Amending the policy to allow ads from nonprofits could increase competition among advertisers for ad space on BBB buses, which in turn could eventually generate more income for the system, the report said.

The revision does not change the City's prohibition on political ads, sexually explicit ads, violent ads, ads for guns, alcohol and tobacco, for adult films and services and false and misleading ads.

The issue last came before the council three years ago, when then-Council member Richard Bloom, now a state senator, asked the council to reconsider the sweeping ad policy, which banned even nonprofit groups like AIDS Walk Los Angeles from promoting their events on the Big Blue Buses.

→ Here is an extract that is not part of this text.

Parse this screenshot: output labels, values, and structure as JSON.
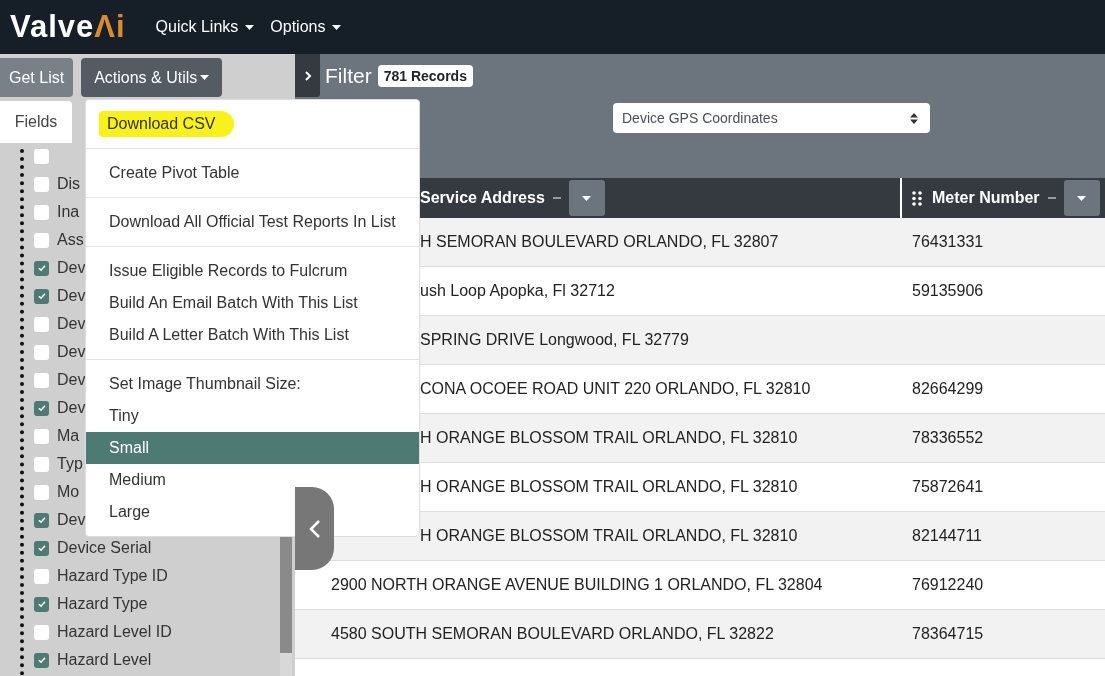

AIDS Walk LA had briefly advertized on BBB buses before the City cracked down and reaffirmed the ban in 2012. The organization then sued the City, which settled out of court in 2012, paying an undisclosed amount to AIDs Walk LA but keeping the old policy intact, according to staff's report.

Voting down Bloom's proposal 4 to 3, Council members in 2012 were concerned that allowing non-commercial ads could open the floodgate to political advertisements.

Up until last year, courts had ruled that city and county buses are “non-public forums,” unlike parks or city streets where courts have been aggressive in backing those areas as forums for freedom of speech.

Governments have a right to regulate and even ban bus ads that could be deemed too politically extreme or potentially disruptive to their bus systems.

Since then, an appeals court in 2015 upheld King County's transit service's policy which allows noncommercial ads but also prohibits political ads.

Santa Monica's policy follows King County's on bus ads.

“We're so pleased that the council has decided to revisit this issue,” said Phil Curtis, director of government affairs for Aids Project Los Angeles, during public comments. “This model would allow APLA to educate a broader audience in Santa Monica regarding the programs and services we provide.”